Monday, Oct. 07, 1957
The Meaning of Little Rock
"Some people say it's like a dream--it can't be happening here," mused Presbyterian Minister Dunbar H. Ogden Jr., president of the Greater Little Rock Ministerial Association, as he contemplated the fate that had befallen his city. "But I haven't felt like that. This is real."
It was grimly real: a segregationist mob had ruled Little Rock for an ugly moment in U.S. history. Now the face of the law was that of a young U.S. Army paratrooper in battle gear outside Central High School. Little Rock was a name known wherever men could read newspapers and listen to radios, a symbol to be distorted in Moscow, misinterpreted in New Delhi, painfully explained in London. A great issue had been joined between law and anarchy--and as always, it was the innocents, the moderates, who suffered most.

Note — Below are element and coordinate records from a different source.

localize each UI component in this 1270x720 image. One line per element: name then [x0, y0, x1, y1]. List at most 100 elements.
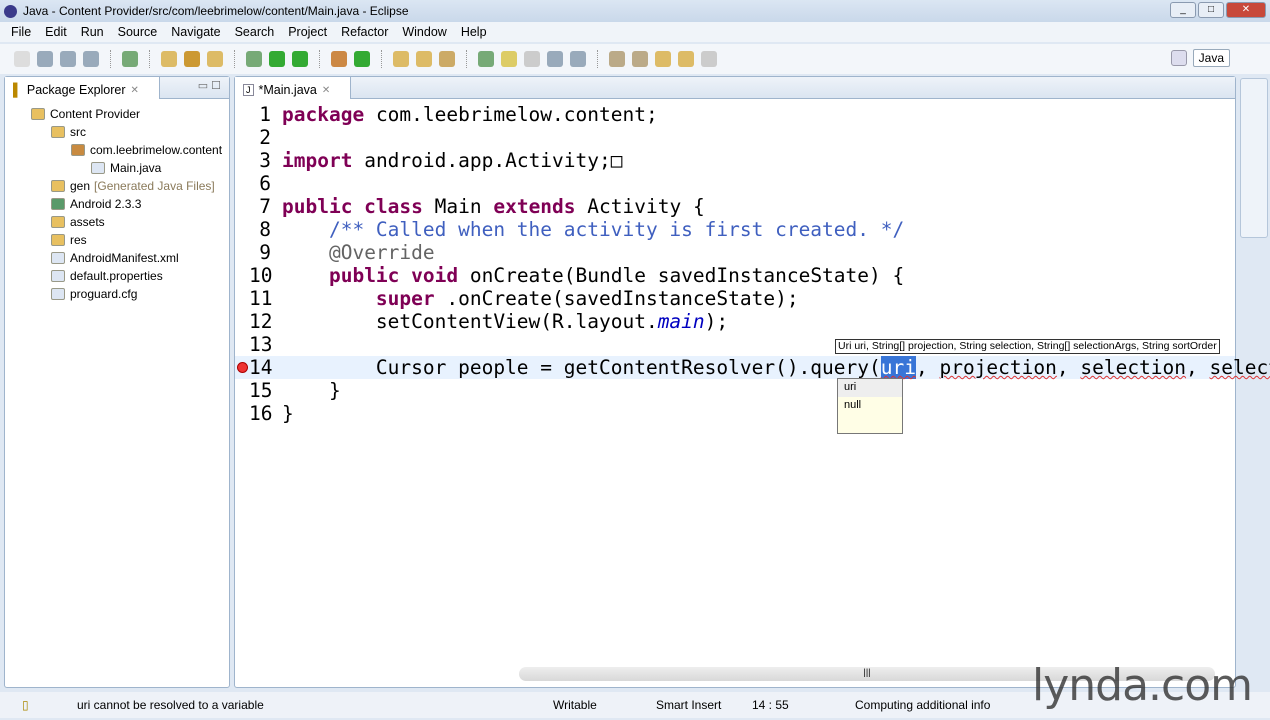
- toolbar-button-icon[interactable]: [524, 51, 540, 67]
- code-line: 11 super .onCreate(savedInstanceState);: [235, 287, 1235, 310]
- open-perspective-icon[interactable]: [1170, 50, 1187, 66]
- close-button[interactable]: ✕: [1226, 2, 1266, 18]
- menu-source[interactable]: Source: [111, 25, 165, 39]
- toolbar-button-icon[interactable]: [122, 51, 138, 67]
- toolbar-button-icon[interactable]: [570, 51, 586, 67]
- folder-icon: [51, 216, 65, 228]
- code-token: /** Called when the activity is first cr…: [328, 218, 905, 241]
- code-line: 9 @Override: [235, 241, 1235, 264]
- tree-item[interactable]: assets: [5, 213, 229, 231]
- toolbar-button-icon[interactable]: [207, 51, 223, 67]
- java-perspective-button[interactable]: Java: [1192, 49, 1230, 67]
- line-number: 6: [259, 172, 271, 195]
- toolbar-button-icon[interactable]: [292, 51, 308, 67]
- xml-file-icon: [51, 252, 65, 264]
- toolbar-button-icon[interactable]: [478, 51, 494, 67]
- toolbar-button-icon[interactable]: [14, 51, 30, 67]
- line-number: 7: [259, 195, 271, 218]
- code-line: 1 package com.leebrimelow.content;: [235, 103, 1235, 126]
- menu-navigate[interactable]: Navigate: [164, 25, 227, 39]
- toolbar-button-icon[interactable]: [354, 51, 370, 67]
- tree-item[interactable]: Android 2.3.3: [5, 195, 229, 213]
- tree-item[interactable]: gen [Generated Java Files]: [5, 177, 229, 195]
- proposal-popup: uri null: [837, 378, 903, 434]
- minimize-button[interactable]: _: [1170, 2, 1196, 18]
- menu-refactor[interactable]: Refactor: [334, 25, 395, 39]
- toolbar-button-icon[interactable]: [655, 51, 671, 67]
- toolbar-button-icon[interactable]: [37, 51, 53, 67]
- code-token: select: [1209, 356, 1270, 379]
- line-number: 1: [259, 103, 271, 126]
- menu-window[interactable]: Window: [395, 25, 453, 39]
- tab-main-java[interactable]: J *Main.java ✕: [235, 77, 352, 99]
- window-title: Java - Content Provider/src/com/leebrime…: [23, 4, 409, 18]
- toolbar-button-icon[interactable]: [547, 51, 563, 67]
- toolbar-button-icon[interactable]: [416, 51, 432, 67]
- tree-item[interactable]: proguard.cfg: [5, 285, 229, 303]
- error-marker-icon[interactable]: [237, 362, 248, 373]
- tree-item[interactable]: AndroidManifest.xml: [5, 249, 229, 267]
- close-icon[interactable]: ✕: [322, 85, 330, 96]
- code-line: 15 }: [235, 379, 1235, 402]
- toolbar-button-icon[interactable]: [161, 51, 177, 67]
- toolbar-button-icon[interactable]: [246, 51, 262, 67]
- code-line: 7 public class Main extends Activity {: [235, 195, 1235, 218]
- tree-item[interactable]: Main.java: [5, 159, 229, 177]
- toolbar-button-icon[interactable]: [184, 51, 200, 67]
- maximize-button[interactable]: □: [1198, 2, 1224, 18]
- proposal-item[interactable]: null: [838, 397, 902, 415]
- code-area[interactable]: 1 package com.leebrimelow.content; 2 3 impor…: [235, 99, 1270, 665]
- line-number: 3: [259, 149, 271, 172]
- toolbar-button-icon[interactable]: [632, 51, 648, 67]
- lynda-watermark: lynda.com: [1031, 660, 1253, 711]
- toolbar-separator: [110, 50, 111, 68]
- library-icon: [51, 198, 65, 210]
- menu-run[interactable]: Run: [74, 25, 111, 39]
- menu-file[interactable]: File: [4, 25, 38, 39]
- line-number: 16: [249, 402, 273, 425]
- code-token: ,: [1056, 356, 1081, 379]
- tree-item[interactable]: default.properties: [5, 267, 229, 285]
- tree-item-label: proguard.cfg: [70, 287, 138, 301]
- tree-item-label: Android 2.3.3: [70, 197, 142, 211]
- minimize-maximize-icons[interactable]: ▭ ☐: [198, 79, 221, 92]
- menu-search[interactable]: Search: [228, 25, 282, 39]
- toolbar-button-icon[interactable]: [393, 51, 409, 67]
- toolbar-button-icon[interactable]: [501, 51, 517, 67]
- toolbar-separator: [597, 50, 598, 68]
- source-folder-icon: [51, 126, 65, 138]
- toolbar-button-icon[interactable]: [678, 51, 694, 67]
- menu-edit[interactable]: Edit: [38, 25, 74, 39]
- menu-help[interactable]: Help: [454, 25, 494, 39]
- file-icon: [51, 270, 65, 282]
- line-number: 15: [249, 379, 273, 402]
- code-token: );: [704, 310, 729, 333]
- package-explorer-title: Package Explorer: [26, 83, 126, 97]
- code-token: Main: [434, 195, 494, 218]
- tree-item[interactable]: com.leebrimelow.content: [5, 141, 229, 159]
- toolbar-button-icon[interactable]: [701, 51, 717, 67]
- tree-item-label: assets: [70, 215, 105, 229]
- menu-project[interactable]: Project: [281, 25, 334, 39]
- perspective-switcher: Java: [1170, 49, 1230, 67]
- folder-icon: [51, 234, 65, 246]
- toolbar-button-icon[interactable]: [439, 51, 455, 67]
- tree-item-label: res: [70, 233, 87, 247]
- tree-item[interactable]: Content Provider: [5, 105, 229, 123]
- tab-package-explorer[interactable]: ▌ Package Explorer ✕: [5, 77, 160, 99]
- close-icon[interactable]: ✕: [131, 85, 139, 96]
- toolbar-button-icon[interactable]: [269, 51, 285, 67]
- toolbar-button-icon[interactable]: [60, 51, 76, 67]
- tree-item[interactable]: src: [5, 123, 229, 141]
- proposal-item[interactable]: uri: [838, 379, 902, 397]
- line-number: 11: [249, 287, 273, 310]
- toolbar-button-icon[interactable]: [331, 51, 347, 67]
- toolbar-button-icon[interactable]: [609, 51, 625, 67]
- tree-item[interactable]: res: [5, 231, 229, 249]
- status-writable: Writable: [553, 698, 597, 712]
- toolbar-button-icon[interactable]: [83, 51, 99, 67]
- status-cursor-position: 14 : 55: [752, 698, 789, 712]
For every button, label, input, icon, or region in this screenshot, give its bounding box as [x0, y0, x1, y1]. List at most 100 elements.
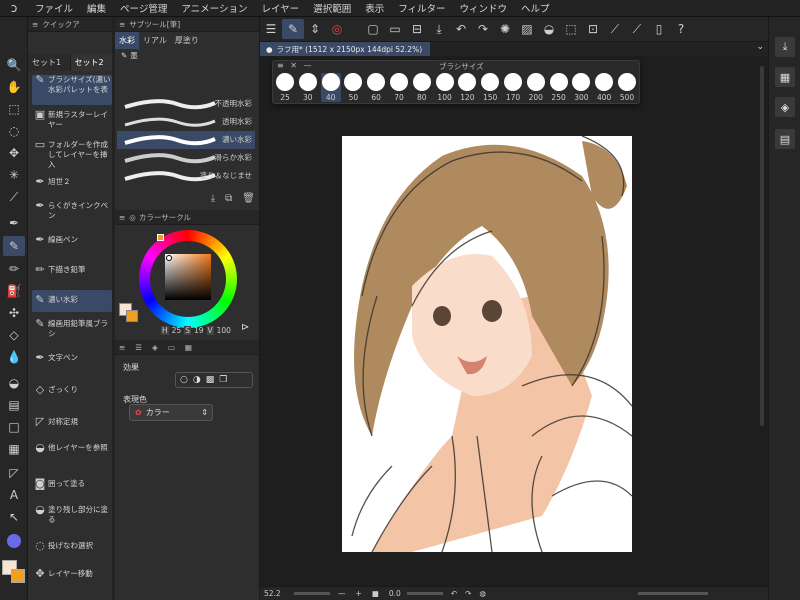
sub-color-swatch[interactable] — [126, 310, 138, 322]
material-tab-icon[interactable]: ▦ — [185, 343, 192, 352]
quick-item-enclose-fill[interactable]: ◙ 囲って塗る — [32, 478, 112, 493]
duplicate-icon[interactable]: ⧉ — [225, 193, 232, 204]
subtool-group-ink[interactable]: ✎ 墨 — [115, 49, 259, 61]
new-file-icon[interactable]: ▢ — [362, 19, 384, 39]
download-icon[interactable]: ⤓ — [211, 193, 215, 204]
brush-transparent-watercolor[interactable]: 透明水彩 — [117, 113, 255, 131]
document-tab[interactable]: ● ラフ用* (1512 x 2150px 144dpi 52.2%) — [260, 42, 430, 56]
brush-size-option[interactable]: 200 — [526, 73, 546, 102]
brush-size-option[interactable]: 300 — [571, 73, 591, 102]
dropper-list-icon[interactable]: ⟋ — [626, 19, 648, 39]
brush-opaque-watercolor[interactable]: 不透明水彩 — [117, 95, 255, 113]
brush-icon[interactable]: ✎ — [3, 236, 25, 256]
navigator-tab-icon[interactable]: ▭ — [168, 343, 175, 352]
reset-rotation-icon[interactable]: ◍ — [479, 589, 486, 598]
text-icon[interactable]: A — [3, 485, 25, 505]
quick-item-pencil-brush[interactable]: ✎ 線画用鉛筆風ブラシ — [32, 318, 112, 345]
brush-size-option[interactable]: 500 — [617, 73, 637, 102]
zoom-slider[interactable] — [294, 592, 330, 595]
pencil-icon[interactable]: ✏ — [3, 259, 25, 279]
rotate-right-icon[interactable]: ↷ — [465, 589, 471, 598]
menu-animation[interactable]: アニメーション — [174, 1, 254, 15]
redo-icon[interactable]: ↷ — [472, 19, 494, 39]
layer-color-icon[interactable] — [3, 531, 25, 551]
quick-item-dark-watercolor[interactable]: ✎ 濃い水彩 — [32, 290, 112, 312]
gradient-icon[interactable]: ▤ — [3, 395, 25, 415]
brush-size-option[interactable]: 50 — [343, 73, 363, 102]
export-icon[interactable]: ⤓ — [428, 19, 450, 39]
tab-set1[interactable]: セット1 — [28, 54, 71, 71]
updown-icon[interactable]: ⇕ — [304, 19, 326, 39]
zoom-value[interactable]: 52.2 — [264, 589, 288, 598]
airbrush-icon[interactable]: ⛽ — [3, 281, 25, 301]
frame-icon[interactable]: ▦ — [3, 439, 25, 459]
transform-icon[interactable]: ⬚ — [560, 19, 582, 39]
device-icon[interactable]: ▯ — [648, 19, 670, 39]
open-folder-icon[interactable]: ▭ — [384, 19, 406, 39]
clear-icon[interactable]: ▨ — [516, 19, 538, 39]
hand-icon[interactable]: ✋ — [3, 77, 25, 97]
quick-item-text-pen[interactable]: ✒ 文字ペン — [32, 352, 112, 367]
menu-window[interactable]: ウィンドウ — [453, 1, 515, 15]
panel-menu-icon[interactable]: ≡ — [32, 20, 38, 29]
rotate-left-icon[interactable]: ↶ — [451, 589, 457, 598]
fill-icon[interactable]: ◒ — [3, 373, 25, 393]
pen-icon[interactable]: ✒ — [3, 213, 25, 233]
effect-pattern-icon[interactable]: ▩ — [206, 375, 215, 385]
tab-set2[interactable]: セット2 — [70, 54, 113, 71]
menu-layer[interactable]: レイヤー — [254, 1, 306, 15]
zoom-icon[interactable]: 🔍 — [3, 55, 25, 75]
brush-paint-and-blend[interactable]: 塗り＆なじませ — [117, 167, 255, 185]
quick-item-brush-size[interactable]: ✎ ブラシサイズ(濃い水彩パレットを表 — [32, 74, 112, 105]
property-tab-icon[interactable]: ☰ — [135, 343, 142, 352]
quick-item-layer-move[interactable]: ✥ レイヤー移動 — [32, 568, 112, 583]
brush-size-option[interactable]: 250 — [549, 73, 569, 102]
undo-icon[interactable]: ↶ — [450, 19, 472, 39]
panel-menu-icon[interactable]: ≡ — [119, 213, 125, 222]
zoom-out-icon[interactable]: — — [338, 589, 346, 598]
tab-real[interactable]: リアル — [139, 35, 171, 46]
quick-item-new-folder[interactable]: ▭ フォルダーを作成してレイヤーを挿入 — [32, 139, 112, 169]
layers-panel-icon[interactable]: ◈ — [775, 97, 795, 117]
operation-icon[interactable]: ⬚ — [3, 99, 25, 119]
app-logo-icon[interactable]: ↄ — [0, 1, 28, 15]
brush-size-option[interactable]: 25 — [275, 73, 295, 102]
sub-color-swatch[interactable] — [11, 569, 25, 583]
brush-size-option[interactable]: 120 — [457, 73, 477, 102]
eyedrop-icon[interactable]: ⟋ — [604, 19, 626, 39]
effect-none-icon[interactable]: ○ — [180, 375, 188, 385]
menu-page[interactable]: ページ管理 — [113, 1, 174, 15]
quick-item-lineart-pen[interactable]: ✒ 線画ペン — [32, 234, 112, 249]
fill-icon[interactable]: ◒ — [538, 19, 560, 39]
grid-panel-icon[interactable]: ▦ — [775, 67, 795, 87]
panel-menu-icon[interactable]: ≡ — [119, 343, 125, 352]
menu-file[interactable]: ファイル — [28, 1, 80, 15]
display-color-select[interactable]: ✿ カラー ⇕ — [129, 404, 213, 421]
ruler-icon[interactable]: ◸ — [3, 463, 25, 483]
brush-size-option[interactable]: 60 — [366, 73, 386, 102]
menu-help[interactable]: ヘルプ — [514, 1, 557, 15]
angle-value[interactable]: 0.0 — [389, 589, 401, 598]
tab-thick-paint[interactable]: 厚塗り — [171, 35, 203, 46]
brush-size-option[interactable]: 100 — [435, 73, 455, 102]
trash-icon[interactable]: 🗑 — [242, 193, 255, 204]
brush-tool-icon[interactable]: ✎ — [282, 19, 304, 39]
blend-icon[interactable]: 💧 — [3, 347, 25, 367]
rotate-slider[interactable] — [406, 592, 443, 595]
panel-menu-icon[interactable]: ≡ — [277, 61, 284, 70]
chevron-down-icon[interactable]: ⌄ — [756, 42, 764, 52]
zoom-in-icon[interactable]: + — [356, 589, 362, 598]
close-icon[interactable]: ✕ — [290, 61, 297, 70]
fit-stop-icon[interactable]: ■ — [372, 589, 379, 598]
download-panel-icon[interactable]: ⤓ — [775, 37, 795, 57]
correct-line-icon[interactable]: ↖ — [3, 507, 25, 527]
layer-tab-icon[interactable]: ◈ — [152, 343, 158, 352]
vertical-scrollbar[interactable] — [760, 66, 764, 426]
eraser-icon[interactable]: ◇ — [3, 325, 25, 345]
figure-icon[interactable]: □ — [3, 417, 25, 437]
save-icon[interactable]: ⊟ — [406, 19, 428, 39]
canvas-area[interactable] — [260, 56, 768, 586]
brush-size-option[interactable]: 170 — [503, 73, 523, 102]
brush-size-option[interactable]: 70 — [389, 73, 409, 102]
loading-icon[interactable]: ✺ — [494, 19, 516, 39]
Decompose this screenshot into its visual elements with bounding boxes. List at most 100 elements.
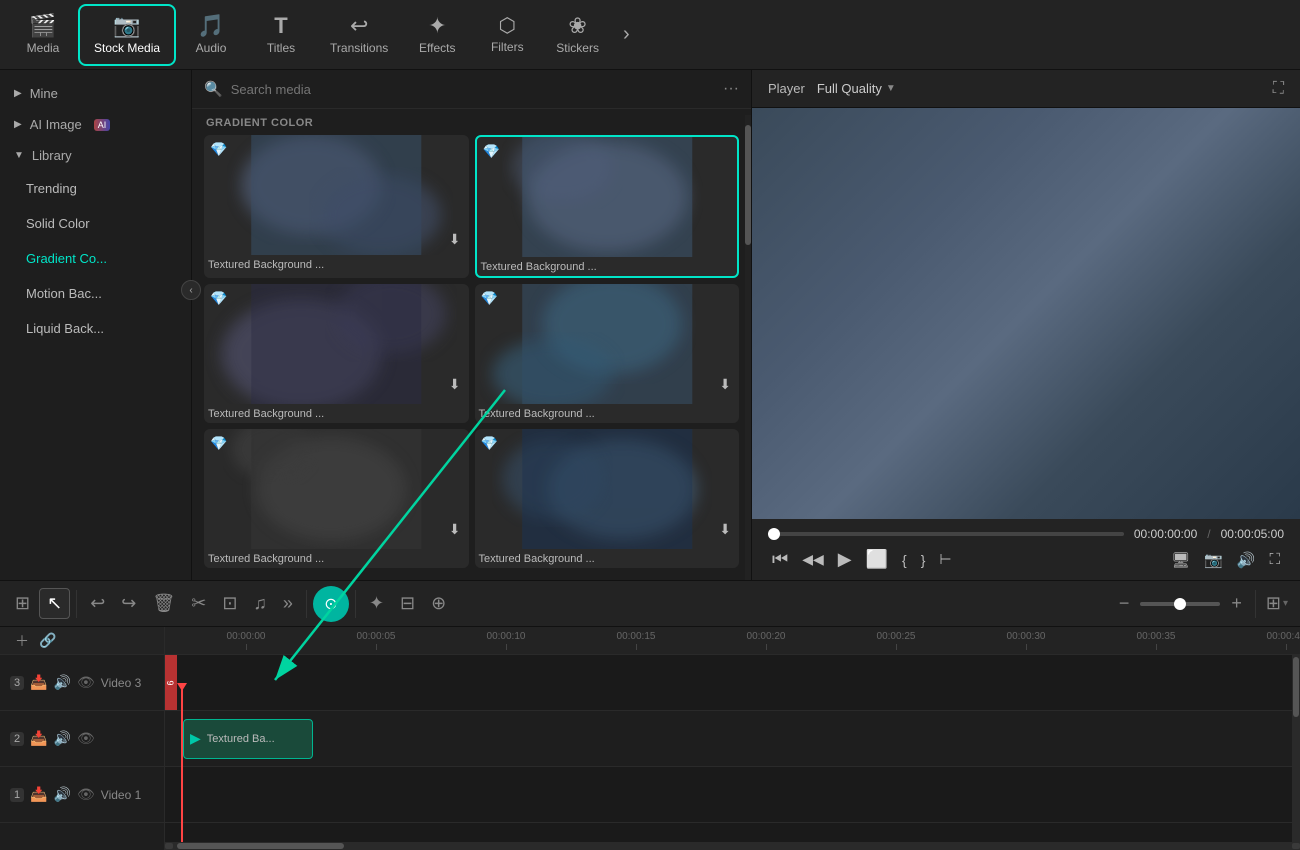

More Drastic Talk. Arkansas' Governor Orval Faubus was not one of these. He had drawn the battle lines. President Eisenhower had patiently tried to avoid direct conflict, but when forced to the issue, he had acted quickly and decisively (see below). Now, at week's end Faubus --like Joe McCarthy before him--was trying to regain the initiative by even more drastic talk, slandering his political opponents, and musing about the possibility of calling a special session of the Arkansas legislature to abolish the public school system. And the President of the U.S. would return to Washington this week to confer with a delegation of five Southern governors.
The governors typified the dilemma in which Orval Faubus had placed the South. Only one, Georgia's Marvin Griffin, was a rabble-rouser of the Faubus stripe. The four others, Florida's LeRoy Collins, Tennessee's Frank Clement, North Carolina's Luther Hodges and Maryland's Theodore Roosevelt McKeldin, were moderates. But the emotional turmoil of the South had forced Collins, Clement and Hodges toward the side of Demagogue Faubus, even though most of them privately blamed him for the trouble. In Washington, they hoped to find a way to get federal troops out of Little Rock.
President Eisenhower was more than willing to listen to their arguments. But he made it clear in advance that he would not barter away his authority, under the Constitution and statutes of the U.S., to put down mob rule wherever it arose.
The Inevitable Governor. It was small wonder that many of the ordinary citizens of Little Rock thought of their situation as a dream--a nightmare--in which they had played no part. But Presbyterian Ogden pointed up the meaning for ordinary citizens and would-be extremists alike. "This had to happen someplace in the South," said he. "It was inevitable that there was going to be a plan, worked out, approved and accepted, for gradual integration. It was inevitable that somewhere a governor, under pressure of extreme segregationists, was going to stop integration by calling out the National Guard.
"This may be looked back upon by future historians as the turning point--for good--of race relations in this country. If the Supreme Court's interpretation of the Constitution can be made good in Little Rock, then it can be made good in Arkansas. If it can be made good in Arkansas, then eventually it can be made good throughout the South."